Not a Naughty Glamour Pic: Guerrilla Photography at Yonge Dundas Square

    Okay, it does look like her breasts are about to burst out at any moment, but I promise you 'the girls' remained firmly under control and no delicate sensibilities were injured during the making of this photo.

    This is a guerrilla photo shoot organised by the Mirvish PR department to celebrate the end of Dirty Dancing's long run in Toronto (and promote the fact that it has been held over for one further week due to strong demand)

    Yonge-Dundas is one of the busiest intersections in the city. So busy in fact that it is the only one that has a special mode every third light change where pedestrians can cross not only in all four directions at once but diagonally as well.
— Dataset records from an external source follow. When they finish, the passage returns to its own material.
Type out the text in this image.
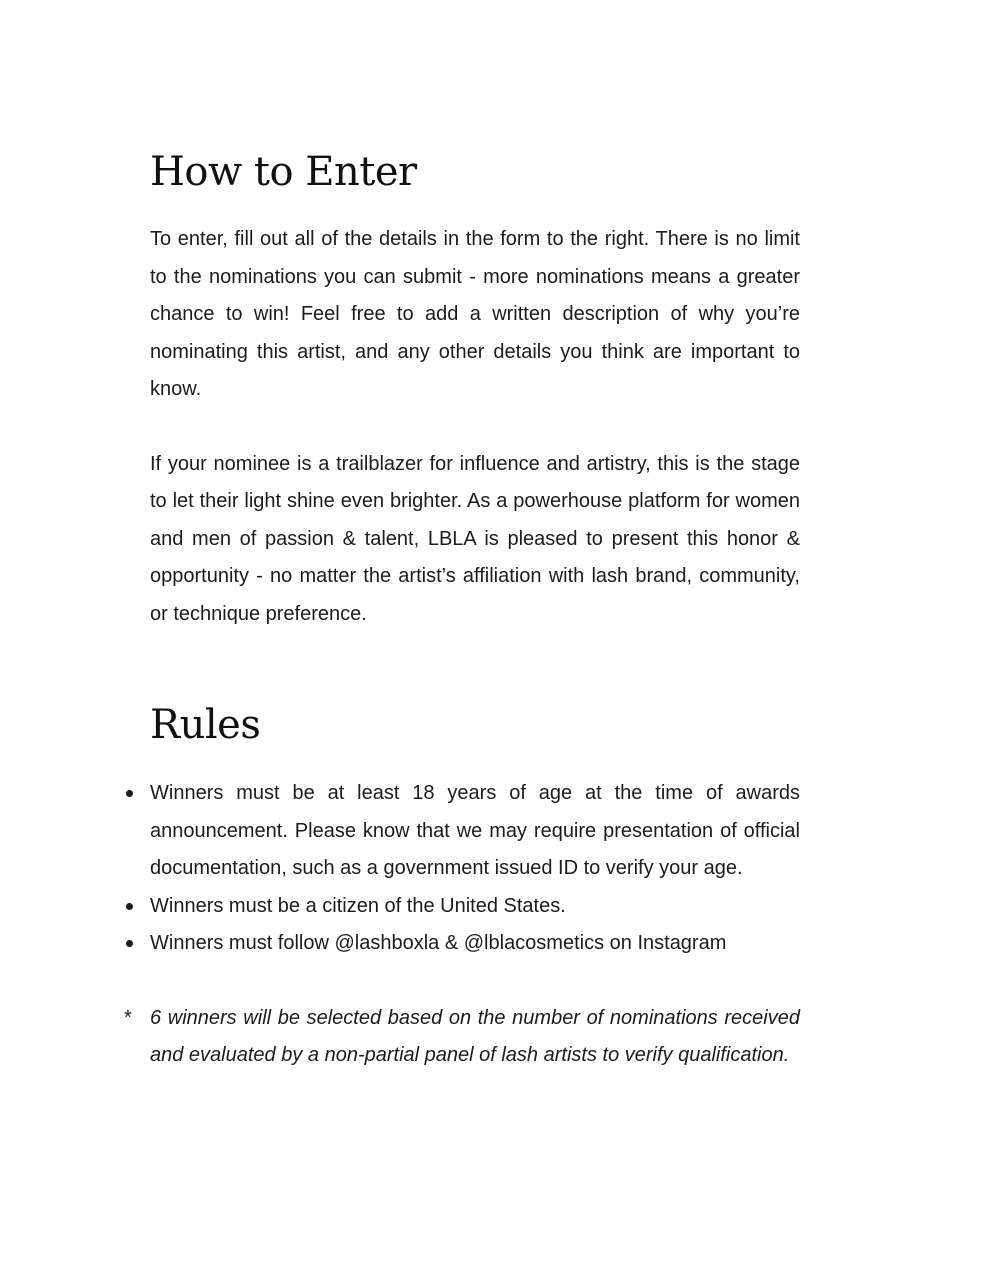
How to Enter

To enter, fill out all of the details in the form to the right. There is no limit to the nominations you can submit - more nominations means a greater chance to win! Feel free to add a written description of why you’re nominating this artist, and any other details you think are important to know.

If your nominee is a trailblazer for influence and artistry, this is the stage to let their light shine even brighter. As a powerhouse platform for women and men of passion & talent, LBLA is pleased to present this honor & opportunity - no matter the artist’s affiliation with lash brand, community, or technique preference.

Rules
Winners must be at least 18 years of age at the time of awards announcement. Please know that we may require presentation of official documentation, such as a government issued ID to verify your age.
Winners must be a citizen of the United States.
Winners must follow @lashboxla & @lblacosmetics on Instagram

* 6 winners will be selected based on the number of nominations received and evaluated by a non-partial panel of lash artists to verify qualification.
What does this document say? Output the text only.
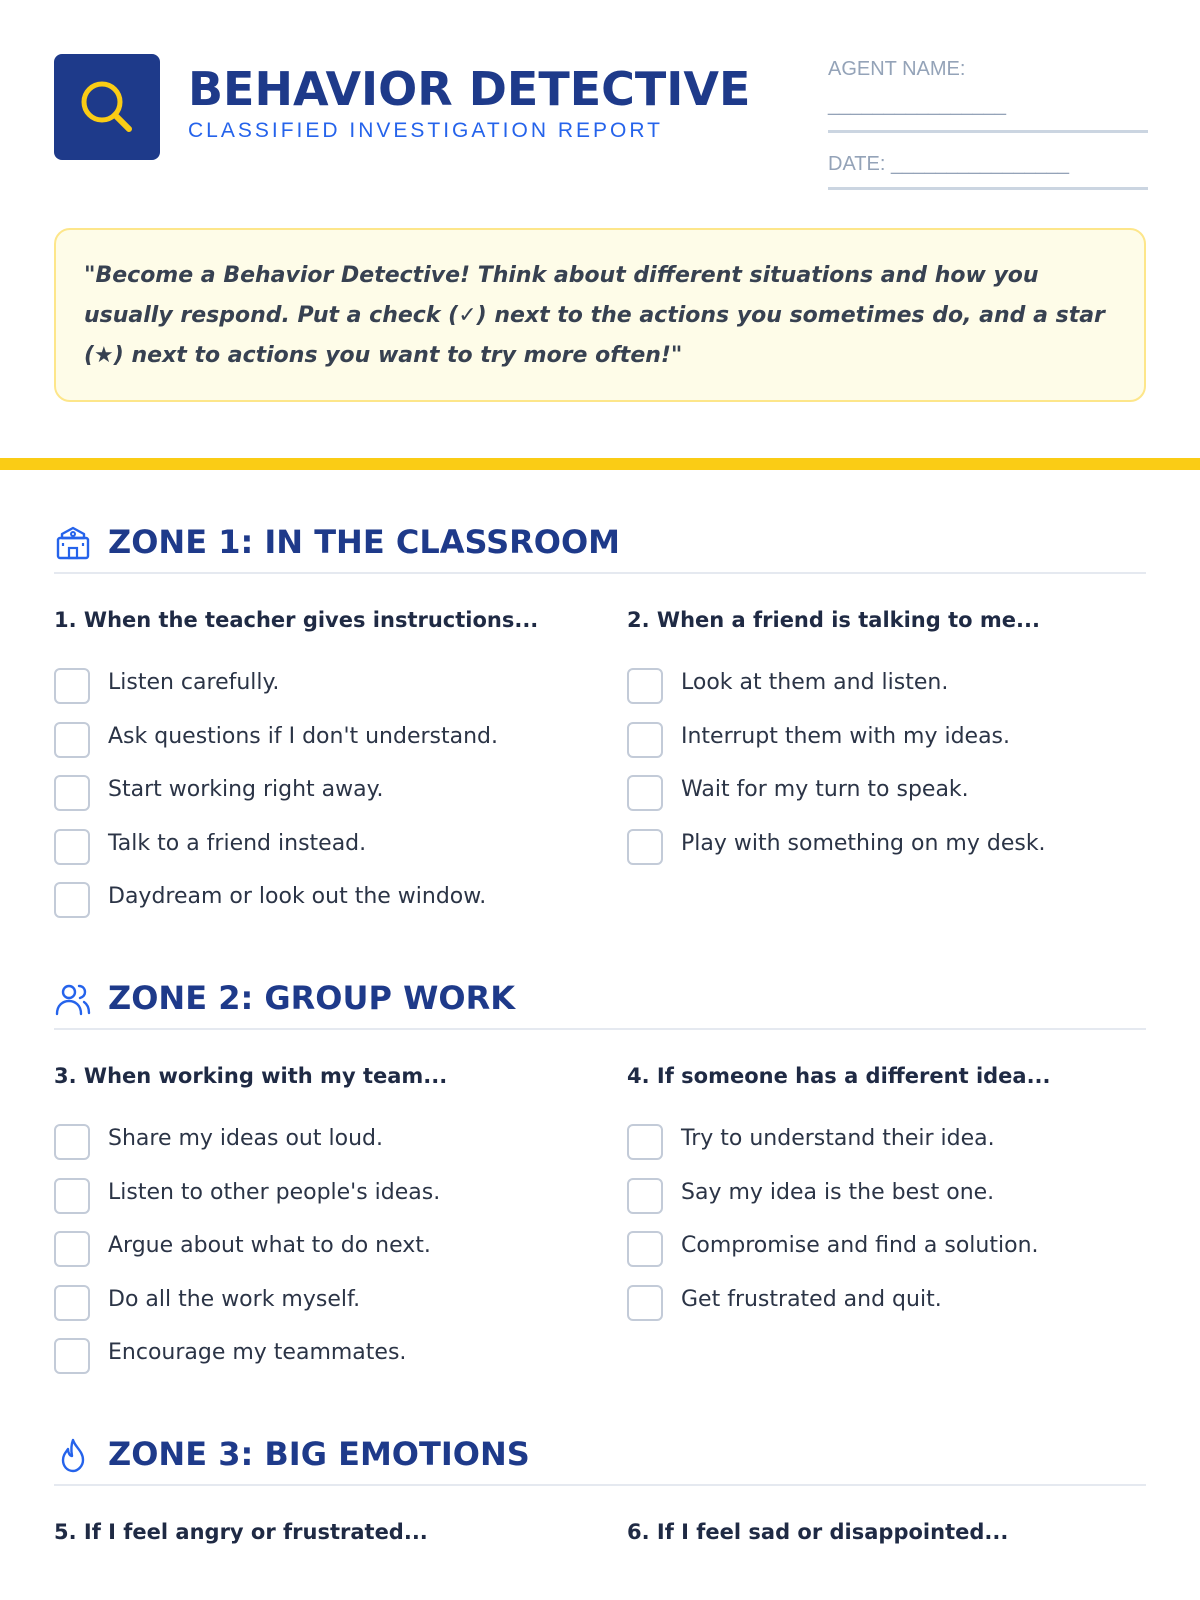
BEHAVIOR DETECTIVE
CLASSIFIED INVESTIGATION REPORT
AGENT NAME:
________________
DATE: ________________
"Become a Behavior Detective! Think about different situations and how you usually respond. Put a check (✓) next to the actions you sometimes do, and a star (★) next to actions you want to try more often!"
ZONE 1: IN THE CLASSROOM
1. When the teacher gives instructions...
Listen carefully.
Ask questions if I don't understand.
Start working right away.
Talk to a friend instead.
Daydream or look out the window.
2. When a friend is talking to me...
Look at them and listen.
Interrupt them with my ideas.
Wait for my turn to speak.
Play with something on my desk.
ZONE 2: GROUP WORK
3. When working with my team...
Share my ideas out loud.
Listen to other people's ideas.
Argue about what to do next.
Do all the work myself.
Encourage my teammates.
4. If someone has a different idea...
Try to understand their idea.
Say my idea is the best one.
Compromise and find a solution.
Get frustrated and quit.
ZONE 3: BIG EMOTIONS
5. If I feel angry or frustrated...	6. If I feel sad or disappointed...
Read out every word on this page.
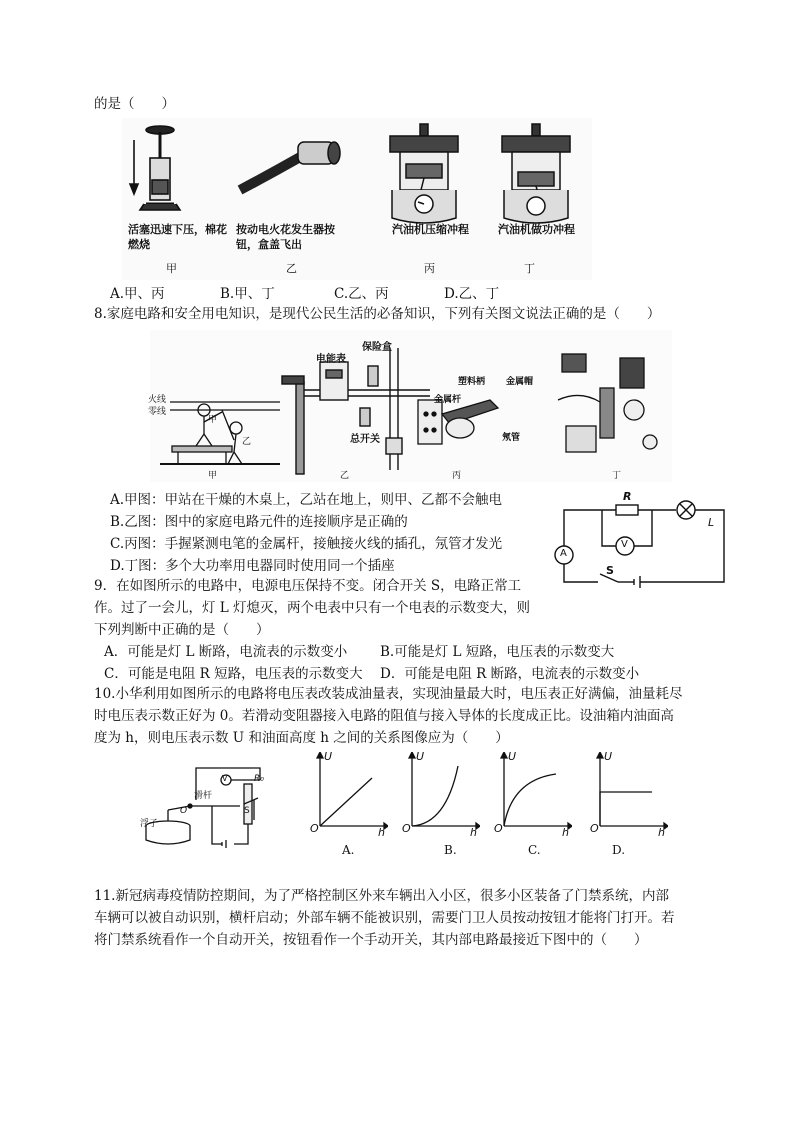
的是（　　）
活塞迅速下压，棉花燃烧
按动电火花发生器按钮，盒盖飞出
汽油机压缩冲程	汽油机做功冲程
甲	乙	丙	丁
A.甲、丙	B.甲、丁	C.乙、丙	D.乙、丁
8.家庭电路和安全用电知识，是现代公民生活的必备知识，下列有关图文说法正确的是（　　）
火线
零线
甲
乙
电能表
保险盒
总开关
塑料柄 金属帽
金属杆
氖管
甲	乙	丙	丁
A.甲图：甲站在干燥的木桌上，乙站在地上，则甲、乙都不会触电
B.乙图：图中的家庭电路元件的连接顺序是正确的
C.丙图：手握紧测电笔的金属杆，接触接火线的插孔，氖管才发光
D.丁图：多个大功率用电器同时使用同一个插座
R
L
A
V
S
9．在如图所示的电路中，电源电压保持不变。闭合开关 S，电路正常工
作。过了一会儿，灯 L 灯熄灭，两个电表中只有一个电表的示数变大，则
下列判断中正确的是（　　）
A．可能是灯 L 断路，电流表的示数变小 B.可能是灯 L 短路，电压表的示数变大
C．可能是电阻 R 短路，电压表的示数变大 D．可能是电阻 R 断路，电流表的示数变小
10.小华利用如图所示的电路将电压表改装成油量表，实现油量最大时，电压表正好满偏，油量耗尽
时电压表示数正好为 0。若滑动变阻器接入电路的阻值与接入导体的长度成正比。设油箱内油面高
度为 h，则电压表示数 U 和油面高度 h 之间的关系图像应为（　　）
V	R₀
滑杆
O	S
浮子
U
h
O
U
h
O
U
h
O
U
h
O
A.	B.	C.	D.
11.新冠病毒疫情防控期间，为了严格控制区外来车辆出入小区，很多小区装备了门禁系统，内部
车辆可以被自动识别，横杆启动；外部车辆不能被识别，需要门卫人员按动按钮才能将门打开。若
将门禁系统看作一个自动开关，按钮看作一个手动开关，其内部电路最接近下图中的（　　）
    This means the pedestrian flow is like a box with an X in the middle every third light, and we (Tara from the Toronto Star, myself and a CTV camerawoman) are going to shoot the famous 'lift' scene from Dirty Dancing right in the middle of the intersection.

    We time it and the light lasts for 28 sec. Check the wind direction, because we don't want it going up the skirt of the actress and having every perv slapping it on YouTube 5 minutes later.

    Mark a spot by the manhole cover for the couple to do the lift (she only requires three steps for enough momentum for him to lift her above his head at arms length).

    Shoot a couple test shots of them doing the lift in the square off to the side to get exposure right.

    I started out using a flash to relieve the shadows, but the camera locking up until the flash recycles is a really big handicap in a 28 sec. shoot, so I just turned it off and went without.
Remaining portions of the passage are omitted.